The ‘inetpub’ folder in Home windows is laughably straightforward to bypass
A number of weeks in the past, we reported {that a} mysterious folder referred to as “inetpub” appeared on quite a few Home windows PCs after one of many April updates was put in on them. The preliminary impression was that this was a bug, because the folder was empty and apparently served no perform.
Microsoft later defined that the inetpub folder is vital for Home windows safety as a result of it was created to patch the CVE-2025-21204 vulnerability. In brief, the folder is there to bump up system safety by stopping the vulnerability from being exploited.

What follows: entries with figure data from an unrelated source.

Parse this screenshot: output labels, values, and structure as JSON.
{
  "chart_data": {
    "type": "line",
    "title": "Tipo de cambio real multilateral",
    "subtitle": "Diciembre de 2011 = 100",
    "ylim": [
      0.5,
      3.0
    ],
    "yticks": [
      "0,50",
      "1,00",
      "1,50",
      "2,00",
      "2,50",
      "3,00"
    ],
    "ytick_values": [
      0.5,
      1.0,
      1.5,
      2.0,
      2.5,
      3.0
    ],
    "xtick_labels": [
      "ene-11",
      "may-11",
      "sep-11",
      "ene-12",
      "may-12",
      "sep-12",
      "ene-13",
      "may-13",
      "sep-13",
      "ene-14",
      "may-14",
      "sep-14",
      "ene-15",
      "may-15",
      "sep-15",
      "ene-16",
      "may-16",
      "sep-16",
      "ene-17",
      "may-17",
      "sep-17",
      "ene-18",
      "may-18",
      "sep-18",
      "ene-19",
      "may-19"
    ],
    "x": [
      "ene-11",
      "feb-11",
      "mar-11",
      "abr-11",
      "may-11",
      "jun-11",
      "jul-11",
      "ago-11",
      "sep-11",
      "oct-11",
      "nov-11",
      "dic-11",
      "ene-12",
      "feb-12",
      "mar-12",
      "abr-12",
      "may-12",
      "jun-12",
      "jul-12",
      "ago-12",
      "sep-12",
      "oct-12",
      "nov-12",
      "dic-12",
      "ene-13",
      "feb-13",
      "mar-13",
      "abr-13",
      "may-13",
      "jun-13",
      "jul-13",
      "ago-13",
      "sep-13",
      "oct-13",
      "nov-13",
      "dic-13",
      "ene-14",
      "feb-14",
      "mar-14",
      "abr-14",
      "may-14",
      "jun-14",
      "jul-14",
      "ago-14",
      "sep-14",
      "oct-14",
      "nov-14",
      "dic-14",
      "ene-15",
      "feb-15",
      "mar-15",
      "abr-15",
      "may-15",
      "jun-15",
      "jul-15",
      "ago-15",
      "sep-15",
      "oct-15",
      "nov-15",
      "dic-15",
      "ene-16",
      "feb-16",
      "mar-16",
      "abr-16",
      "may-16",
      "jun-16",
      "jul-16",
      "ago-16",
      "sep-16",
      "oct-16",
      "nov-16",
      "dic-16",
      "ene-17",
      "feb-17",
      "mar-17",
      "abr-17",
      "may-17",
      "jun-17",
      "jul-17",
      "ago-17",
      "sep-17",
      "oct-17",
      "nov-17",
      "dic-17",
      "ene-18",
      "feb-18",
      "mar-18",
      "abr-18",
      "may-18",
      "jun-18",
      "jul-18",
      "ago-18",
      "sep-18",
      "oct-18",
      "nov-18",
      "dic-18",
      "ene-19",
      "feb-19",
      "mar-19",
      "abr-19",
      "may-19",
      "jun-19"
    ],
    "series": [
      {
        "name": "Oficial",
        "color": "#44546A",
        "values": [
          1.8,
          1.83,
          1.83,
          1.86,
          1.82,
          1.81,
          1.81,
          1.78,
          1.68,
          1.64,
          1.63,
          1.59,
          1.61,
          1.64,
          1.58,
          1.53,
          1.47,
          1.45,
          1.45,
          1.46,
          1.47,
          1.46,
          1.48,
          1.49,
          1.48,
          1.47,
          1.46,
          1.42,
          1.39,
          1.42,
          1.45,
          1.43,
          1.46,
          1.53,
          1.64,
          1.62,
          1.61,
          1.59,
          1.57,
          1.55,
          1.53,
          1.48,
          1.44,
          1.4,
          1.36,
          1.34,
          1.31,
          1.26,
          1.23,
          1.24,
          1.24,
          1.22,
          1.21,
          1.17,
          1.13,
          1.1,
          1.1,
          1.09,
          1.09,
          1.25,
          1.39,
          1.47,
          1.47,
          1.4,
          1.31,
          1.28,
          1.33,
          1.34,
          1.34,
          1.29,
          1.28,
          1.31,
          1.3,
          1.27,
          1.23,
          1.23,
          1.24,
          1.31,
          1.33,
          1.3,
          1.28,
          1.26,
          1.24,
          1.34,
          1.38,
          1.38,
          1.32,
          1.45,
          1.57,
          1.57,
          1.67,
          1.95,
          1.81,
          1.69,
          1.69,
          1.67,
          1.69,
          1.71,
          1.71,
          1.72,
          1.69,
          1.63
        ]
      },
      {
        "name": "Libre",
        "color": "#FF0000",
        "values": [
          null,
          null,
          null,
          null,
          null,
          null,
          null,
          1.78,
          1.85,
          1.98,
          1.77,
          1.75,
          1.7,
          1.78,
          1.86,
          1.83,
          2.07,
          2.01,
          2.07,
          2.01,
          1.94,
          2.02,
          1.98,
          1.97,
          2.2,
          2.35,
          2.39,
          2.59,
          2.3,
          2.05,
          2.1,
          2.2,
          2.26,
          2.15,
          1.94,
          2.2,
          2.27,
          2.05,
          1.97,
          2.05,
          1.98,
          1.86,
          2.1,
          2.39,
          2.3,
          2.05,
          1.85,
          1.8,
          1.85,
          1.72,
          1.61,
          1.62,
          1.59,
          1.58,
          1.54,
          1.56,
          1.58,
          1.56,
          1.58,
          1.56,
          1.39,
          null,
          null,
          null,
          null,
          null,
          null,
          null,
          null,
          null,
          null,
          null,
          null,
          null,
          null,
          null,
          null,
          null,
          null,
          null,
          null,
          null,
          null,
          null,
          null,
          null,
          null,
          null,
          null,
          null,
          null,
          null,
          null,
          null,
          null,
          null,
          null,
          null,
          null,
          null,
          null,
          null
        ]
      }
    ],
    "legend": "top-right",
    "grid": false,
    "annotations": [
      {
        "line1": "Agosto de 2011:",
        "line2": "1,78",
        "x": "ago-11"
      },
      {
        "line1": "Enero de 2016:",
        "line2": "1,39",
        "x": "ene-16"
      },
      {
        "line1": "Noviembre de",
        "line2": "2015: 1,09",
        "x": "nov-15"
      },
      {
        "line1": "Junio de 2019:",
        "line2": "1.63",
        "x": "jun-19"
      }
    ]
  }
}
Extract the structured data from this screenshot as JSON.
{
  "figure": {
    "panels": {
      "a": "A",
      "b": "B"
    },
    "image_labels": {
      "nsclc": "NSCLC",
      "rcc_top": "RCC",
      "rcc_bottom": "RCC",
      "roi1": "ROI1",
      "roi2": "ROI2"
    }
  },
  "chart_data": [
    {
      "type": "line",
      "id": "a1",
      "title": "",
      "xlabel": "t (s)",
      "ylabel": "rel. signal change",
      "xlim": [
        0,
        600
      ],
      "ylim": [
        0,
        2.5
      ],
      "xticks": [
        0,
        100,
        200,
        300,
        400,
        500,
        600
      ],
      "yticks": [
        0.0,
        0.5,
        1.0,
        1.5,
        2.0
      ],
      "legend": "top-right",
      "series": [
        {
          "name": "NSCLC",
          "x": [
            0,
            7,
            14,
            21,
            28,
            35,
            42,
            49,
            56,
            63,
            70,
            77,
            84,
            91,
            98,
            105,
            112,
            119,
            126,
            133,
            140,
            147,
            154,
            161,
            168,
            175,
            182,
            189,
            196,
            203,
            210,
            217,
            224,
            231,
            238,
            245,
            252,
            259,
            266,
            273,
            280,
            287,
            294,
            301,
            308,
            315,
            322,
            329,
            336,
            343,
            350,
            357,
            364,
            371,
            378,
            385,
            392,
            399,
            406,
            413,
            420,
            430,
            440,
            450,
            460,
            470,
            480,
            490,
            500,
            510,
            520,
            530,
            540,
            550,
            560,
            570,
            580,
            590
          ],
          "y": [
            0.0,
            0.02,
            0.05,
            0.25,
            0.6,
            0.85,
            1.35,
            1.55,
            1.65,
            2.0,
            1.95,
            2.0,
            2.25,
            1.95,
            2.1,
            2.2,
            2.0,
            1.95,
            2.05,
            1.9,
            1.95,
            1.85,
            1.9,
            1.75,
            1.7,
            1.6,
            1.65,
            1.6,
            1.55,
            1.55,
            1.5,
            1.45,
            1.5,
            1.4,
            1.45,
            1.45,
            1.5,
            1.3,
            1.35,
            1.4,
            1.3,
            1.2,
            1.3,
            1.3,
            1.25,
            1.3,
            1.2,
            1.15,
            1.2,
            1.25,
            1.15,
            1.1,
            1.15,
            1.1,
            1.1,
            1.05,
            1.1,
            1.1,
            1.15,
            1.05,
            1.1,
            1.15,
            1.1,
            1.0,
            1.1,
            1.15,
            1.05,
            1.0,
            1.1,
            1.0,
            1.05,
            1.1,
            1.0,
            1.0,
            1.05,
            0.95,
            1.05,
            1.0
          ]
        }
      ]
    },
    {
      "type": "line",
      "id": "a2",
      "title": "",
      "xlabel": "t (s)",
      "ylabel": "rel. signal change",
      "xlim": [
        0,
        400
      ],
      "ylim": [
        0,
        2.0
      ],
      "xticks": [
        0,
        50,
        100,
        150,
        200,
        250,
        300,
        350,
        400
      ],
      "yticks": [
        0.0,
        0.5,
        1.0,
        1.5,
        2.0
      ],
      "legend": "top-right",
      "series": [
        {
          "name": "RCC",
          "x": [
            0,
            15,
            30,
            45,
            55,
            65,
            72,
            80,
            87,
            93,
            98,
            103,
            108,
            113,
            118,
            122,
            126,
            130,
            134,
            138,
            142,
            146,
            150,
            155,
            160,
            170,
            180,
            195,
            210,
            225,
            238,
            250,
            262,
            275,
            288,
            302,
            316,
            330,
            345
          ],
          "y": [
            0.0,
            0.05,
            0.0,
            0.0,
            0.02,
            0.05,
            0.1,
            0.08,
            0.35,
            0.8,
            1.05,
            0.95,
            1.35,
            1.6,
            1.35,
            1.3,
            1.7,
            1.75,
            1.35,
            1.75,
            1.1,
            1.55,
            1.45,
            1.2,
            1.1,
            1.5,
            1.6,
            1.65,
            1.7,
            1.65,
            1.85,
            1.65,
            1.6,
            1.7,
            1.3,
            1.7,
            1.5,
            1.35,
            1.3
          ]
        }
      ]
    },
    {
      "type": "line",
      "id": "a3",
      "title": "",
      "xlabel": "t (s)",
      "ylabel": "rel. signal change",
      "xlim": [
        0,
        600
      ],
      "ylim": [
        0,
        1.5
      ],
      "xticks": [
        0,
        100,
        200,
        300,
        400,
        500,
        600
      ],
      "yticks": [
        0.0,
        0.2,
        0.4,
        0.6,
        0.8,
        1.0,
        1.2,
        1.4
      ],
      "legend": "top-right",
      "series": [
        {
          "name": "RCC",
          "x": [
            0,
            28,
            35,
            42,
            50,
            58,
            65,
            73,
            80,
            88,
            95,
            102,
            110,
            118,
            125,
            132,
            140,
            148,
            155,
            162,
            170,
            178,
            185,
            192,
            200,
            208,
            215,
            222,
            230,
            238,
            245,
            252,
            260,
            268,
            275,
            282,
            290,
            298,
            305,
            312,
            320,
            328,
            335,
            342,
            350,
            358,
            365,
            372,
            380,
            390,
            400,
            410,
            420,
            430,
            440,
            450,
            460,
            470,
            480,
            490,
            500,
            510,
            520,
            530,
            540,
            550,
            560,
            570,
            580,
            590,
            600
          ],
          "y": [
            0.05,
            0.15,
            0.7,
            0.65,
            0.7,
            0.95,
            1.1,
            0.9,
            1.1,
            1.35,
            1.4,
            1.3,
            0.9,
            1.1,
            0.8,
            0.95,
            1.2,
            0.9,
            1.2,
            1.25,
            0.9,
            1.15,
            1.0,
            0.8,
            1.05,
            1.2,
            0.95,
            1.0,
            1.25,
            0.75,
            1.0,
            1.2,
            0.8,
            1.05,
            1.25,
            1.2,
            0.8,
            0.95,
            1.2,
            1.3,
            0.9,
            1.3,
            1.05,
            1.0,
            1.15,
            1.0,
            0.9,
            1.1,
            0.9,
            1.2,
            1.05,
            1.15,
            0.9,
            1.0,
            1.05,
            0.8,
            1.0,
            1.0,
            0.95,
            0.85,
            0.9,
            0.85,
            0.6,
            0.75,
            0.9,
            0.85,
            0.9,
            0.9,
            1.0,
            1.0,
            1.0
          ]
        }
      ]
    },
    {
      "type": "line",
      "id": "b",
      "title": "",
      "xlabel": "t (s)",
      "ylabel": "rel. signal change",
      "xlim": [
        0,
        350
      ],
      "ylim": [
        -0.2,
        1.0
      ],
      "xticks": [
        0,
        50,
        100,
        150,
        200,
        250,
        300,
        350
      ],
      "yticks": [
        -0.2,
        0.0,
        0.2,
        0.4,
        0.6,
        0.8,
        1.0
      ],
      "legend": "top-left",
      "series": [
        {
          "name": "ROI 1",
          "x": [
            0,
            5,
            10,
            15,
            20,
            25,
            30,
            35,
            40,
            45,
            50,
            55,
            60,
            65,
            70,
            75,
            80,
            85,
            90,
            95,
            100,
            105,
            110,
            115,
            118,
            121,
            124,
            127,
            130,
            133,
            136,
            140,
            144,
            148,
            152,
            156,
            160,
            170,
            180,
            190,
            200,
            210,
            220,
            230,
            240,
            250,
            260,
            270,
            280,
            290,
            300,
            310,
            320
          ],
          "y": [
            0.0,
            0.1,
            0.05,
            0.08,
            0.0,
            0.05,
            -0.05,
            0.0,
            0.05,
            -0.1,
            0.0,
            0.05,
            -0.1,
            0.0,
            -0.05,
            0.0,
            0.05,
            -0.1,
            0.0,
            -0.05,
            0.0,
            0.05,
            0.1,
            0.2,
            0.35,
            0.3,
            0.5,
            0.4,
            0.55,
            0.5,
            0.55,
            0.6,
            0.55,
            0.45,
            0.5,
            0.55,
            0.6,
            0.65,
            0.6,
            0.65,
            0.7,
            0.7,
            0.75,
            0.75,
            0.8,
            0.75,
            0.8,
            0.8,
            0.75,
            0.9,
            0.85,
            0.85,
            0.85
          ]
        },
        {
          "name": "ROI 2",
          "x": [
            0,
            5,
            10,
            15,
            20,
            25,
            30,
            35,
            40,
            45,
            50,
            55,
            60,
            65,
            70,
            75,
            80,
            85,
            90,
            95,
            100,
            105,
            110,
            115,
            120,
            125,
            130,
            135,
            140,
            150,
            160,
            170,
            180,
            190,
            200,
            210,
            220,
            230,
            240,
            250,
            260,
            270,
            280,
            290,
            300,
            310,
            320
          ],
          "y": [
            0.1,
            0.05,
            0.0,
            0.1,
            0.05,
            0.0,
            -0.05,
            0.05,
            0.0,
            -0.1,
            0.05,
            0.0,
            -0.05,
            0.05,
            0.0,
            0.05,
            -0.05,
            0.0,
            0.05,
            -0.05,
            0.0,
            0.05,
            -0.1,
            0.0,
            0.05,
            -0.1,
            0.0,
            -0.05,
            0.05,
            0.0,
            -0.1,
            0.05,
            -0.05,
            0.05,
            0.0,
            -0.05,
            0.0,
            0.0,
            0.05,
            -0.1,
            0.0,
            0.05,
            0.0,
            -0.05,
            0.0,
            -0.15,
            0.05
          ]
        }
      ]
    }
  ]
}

Nonetheless, this very folder meant to guard you is now inflicting a brand new safety downside, as attackers can apparently use it to bypass safety updates beneath Home windows. Safety researcher Kevin Beaumont found this and warned towards it in a weblog publish.
Safety threat brought on by a innocent folder
In keeping with Beaumont, it’s doable to forestall the creation of the inetpub folder by making a junction level within the C: listing. In Home windows, a junction level is an alias that redirects one listing to a different (or principally like a shortcut). In his instance, Beaumont created a junction at C:/inetpub
pointing to notepad.exe
.
As soon as this junction level is made, the precise inetpub folder can now not be created. This additionally prevents the set up of the April replace and doubtlessly all different safety updates so long as Microsoft doesn’t present an answer to this downside. Affected PCs would then be susceptible to different safety flaws which have already been mounted.
Beaumont exhibits that this will additionally result in a continuing backwards and forwards of error messages and tried rollbacks when putting in updates—and attackers don’t even want elevated privileges to set off the issue.
The invention has already been reported to Microsoft, however there’s been no response as of but. It’s unclear whether or not Microsoft is engaged on an answer, however at the least they need to pay attention to the issue.
This text initially appeared on our sister publication PC-WELT and was translated and localized from German.